Uraian yang disampaikan sebelumnya menunjukkan bahwa praktek IL di Indonesia masih tetap berlangsung sepanjang potensi kayu masih ada untuk memenuhi permintaan pasar walaupun dilakukan secara ilegal. Praktek IL di Indonesia terjadi di hampir semua kawasan hutan, termasuk hutan lindung dan hutan konservasi yang secara hukum dilarang untuk diambil kayunya. Sebenarnya peraturan perundang-undangan untuk mencegah dan memberantas praktek IL di Indonesia cukup memadai untuk memberantasa IL, tetapi penegakkan hukum selama ini tidak berjalan maksimal dan tidak memberikan efek jera bagi pelakunya. Dalam kaitan penegakan hukum di Indonesia Rahardjo (2009)3 menyebutkan bahwa hukum bukan hanya teks, tetapi di baliknya menyimpan kekuatan sebagaimana pendapat Paul Scholten ”het is in de wet, maar het moet

nog gevonden worden” (ia sudah ada dalam undang-undang, tetapi masih

3

harus ditemukan/dimunculkan). Penegakan hukum merupakan usaha (effort) untuk memunculkan kekuatan/ kemampuan hukum. Hukum akan menjadi lebih bergigi jika penegak hukum berani menyelam lebih dalam, menemukan kekuatan hukum terpendam itu. Ini membutuhkan keberanian, energi, imajinasi, dan kreativitas (Rahardjo, 2009). Oleh karena itu terkait dengan pemberantasan IL di Indonesia, maka aparat penegak hukum harus mampu mengintegrasikan berbagai peraturan perundang-undangan yang terkait dengan pemberantasan IL, antara yang bersifat lex specialis dengan lex generalis mulai dari proses penyidikan, penuntutan sampai dengan pemberian vonis.
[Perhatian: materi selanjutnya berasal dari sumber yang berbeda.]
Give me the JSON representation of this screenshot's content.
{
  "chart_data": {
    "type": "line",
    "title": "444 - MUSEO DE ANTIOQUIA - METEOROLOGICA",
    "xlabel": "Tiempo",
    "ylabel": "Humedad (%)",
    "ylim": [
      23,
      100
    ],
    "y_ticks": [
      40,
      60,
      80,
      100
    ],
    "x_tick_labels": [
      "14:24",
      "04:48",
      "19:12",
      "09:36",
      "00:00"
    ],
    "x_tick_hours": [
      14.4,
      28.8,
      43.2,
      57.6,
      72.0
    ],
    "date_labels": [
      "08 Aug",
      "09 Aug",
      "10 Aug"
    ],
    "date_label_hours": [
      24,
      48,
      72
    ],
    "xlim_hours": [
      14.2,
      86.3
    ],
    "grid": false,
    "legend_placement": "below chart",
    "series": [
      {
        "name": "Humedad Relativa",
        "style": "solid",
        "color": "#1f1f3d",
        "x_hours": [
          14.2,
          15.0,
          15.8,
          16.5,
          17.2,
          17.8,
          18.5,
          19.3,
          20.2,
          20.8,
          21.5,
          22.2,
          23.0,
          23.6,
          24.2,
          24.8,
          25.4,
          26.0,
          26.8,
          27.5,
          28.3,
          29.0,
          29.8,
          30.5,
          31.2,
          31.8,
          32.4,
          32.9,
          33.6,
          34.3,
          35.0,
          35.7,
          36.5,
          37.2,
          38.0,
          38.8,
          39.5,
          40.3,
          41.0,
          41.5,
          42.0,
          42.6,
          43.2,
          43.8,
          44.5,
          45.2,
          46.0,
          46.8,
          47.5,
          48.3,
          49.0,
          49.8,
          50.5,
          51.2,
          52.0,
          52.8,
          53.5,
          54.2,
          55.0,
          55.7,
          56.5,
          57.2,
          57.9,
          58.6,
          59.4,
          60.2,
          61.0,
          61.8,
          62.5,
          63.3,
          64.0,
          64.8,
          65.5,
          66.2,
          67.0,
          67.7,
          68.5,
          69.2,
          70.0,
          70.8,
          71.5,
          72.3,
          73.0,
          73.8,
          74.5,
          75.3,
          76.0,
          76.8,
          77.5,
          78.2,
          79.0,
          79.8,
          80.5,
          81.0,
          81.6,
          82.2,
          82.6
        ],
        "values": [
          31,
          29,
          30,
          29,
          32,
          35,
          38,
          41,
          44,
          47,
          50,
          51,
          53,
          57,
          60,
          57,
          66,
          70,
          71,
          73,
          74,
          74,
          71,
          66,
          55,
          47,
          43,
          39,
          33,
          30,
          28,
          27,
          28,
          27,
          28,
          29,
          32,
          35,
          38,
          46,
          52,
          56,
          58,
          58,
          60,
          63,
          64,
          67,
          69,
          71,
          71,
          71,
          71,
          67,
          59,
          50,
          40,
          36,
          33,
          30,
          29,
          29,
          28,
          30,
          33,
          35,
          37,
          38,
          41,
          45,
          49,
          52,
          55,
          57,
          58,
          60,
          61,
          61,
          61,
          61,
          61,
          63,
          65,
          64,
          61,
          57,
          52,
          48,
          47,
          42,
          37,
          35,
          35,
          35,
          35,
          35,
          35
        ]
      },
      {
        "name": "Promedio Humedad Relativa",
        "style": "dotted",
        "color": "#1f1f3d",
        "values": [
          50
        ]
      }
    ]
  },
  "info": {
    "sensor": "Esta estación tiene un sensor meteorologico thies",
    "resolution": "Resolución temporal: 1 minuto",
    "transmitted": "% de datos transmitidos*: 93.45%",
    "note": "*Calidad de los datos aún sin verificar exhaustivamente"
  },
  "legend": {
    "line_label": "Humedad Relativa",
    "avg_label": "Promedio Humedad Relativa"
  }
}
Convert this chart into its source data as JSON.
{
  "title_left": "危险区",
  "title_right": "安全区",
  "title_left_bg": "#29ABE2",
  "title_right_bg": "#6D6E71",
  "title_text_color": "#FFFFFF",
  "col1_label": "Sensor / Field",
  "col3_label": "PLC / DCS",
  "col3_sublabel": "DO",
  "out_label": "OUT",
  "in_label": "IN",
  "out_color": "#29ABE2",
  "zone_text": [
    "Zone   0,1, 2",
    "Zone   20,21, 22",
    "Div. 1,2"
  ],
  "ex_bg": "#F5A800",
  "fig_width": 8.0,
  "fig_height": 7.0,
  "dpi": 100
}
Penegakan hukum IL di Indonesia seharusnya tidak hanya dipandang dari aspek tekstual sebagaimana termaktub dalam peraturan perundang-undangan yang ada, tetapi penegak hukum harus pula memahami konstektual dari dampak negatif kegiatan IL yang terjadi terhadap kehidupan masyarakat berikut kelestarian lingkungannya. Pemahaman kontekstual yang lebih mendalam tersebut merupakan motivasi untuk memunculkan kekuatan hukum dalam pemberantasan IL di Indonesia.
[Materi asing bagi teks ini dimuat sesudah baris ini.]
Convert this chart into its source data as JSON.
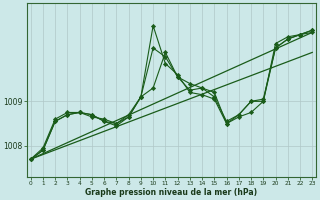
{
  "xlabel": "Graphe pression niveau de la mer (hPa)",
  "bg_color": "#cce8e8",
  "grid_color": "#b0c8c8",
  "line_color": "#1a5c1a",
  "marker_color": "#1a5c1a",
  "series": [
    [
      1007.7,
      1007.9,
      1008.55,
      1008.7,
      1008.75,
      1008.7,
      1008.55,
      1008.5,
      1008.65,
      1009.1,
      1009.3,
      1010.1,
      1009.55,
      1009.4,
      1009.3,
      1009.2,
      1008.5,
      1008.65,
      1008.75,
      1009.0,
      1010.3,
      1010.45,
      1010.5,
      1010.55
    ],
    [
      1007.7,
      1007.9,
      1008.55,
      1008.7,
      1008.75,
      1008.7,
      1008.55,
      1008.45,
      1008.65,
      1009.1,
      1010.7,
      1009.85,
      1009.6,
      1009.2,
      1009.15,
      1009.05,
      1008.5,
      1008.7,
      1009.0,
      1009.05,
      1010.2,
      1010.4,
      1010.5,
      1010.6
    ],
    [
      1007.7,
      1007.95,
      1008.6,
      1008.75,
      1008.75,
      1008.65,
      1008.6,
      1008.5,
      1008.7,
      1009.1,
      1010.2,
      1010.0,
      1009.55,
      1009.25,
      1009.3,
      1009.1,
      1008.55,
      1008.7,
      1009.0,
      1009.0,
      1010.2,
      1010.4,
      1010.5,
      1010.6
    ]
  ],
  "trend_lines": [
    {
      "x0": 0,
      "y0": 1007.7,
      "x1": 23,
      "y1": 1010.1
    },
    {
      "x0": 0,
      "y0": 1007.7,
      "x1": 23,
      "y1": 1010.55
    }
  ],
  "yticks": [
    1008,
    1009
  ],
  "ymin": 1007.3,
  "ymax": 1011.2,
  "xmin": 0,
  "xmax": 23
}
Tentunya penegakan hukum tidak akan berjalan maksimal tanpa dukungan penuh dari stakeholders lainnya, terutama masyarakat. Peningkatan koordinasi kelembagaan antar stakeholders sesuai dengan peranan, tugas dan fungsi pokok dari masing-masing lembaga/instansi sangat diperlukan. Akibat ketidakpaduan antar lembaga/instansi yang tidak maksimal, maka praktek IL di Indonesia sejauh ini tidak menjadi musuh bersama (common enemy) padahal dampak negatifnya terhadap kehidupan masyarakat dan kelestarian lingkungan sangat nyata.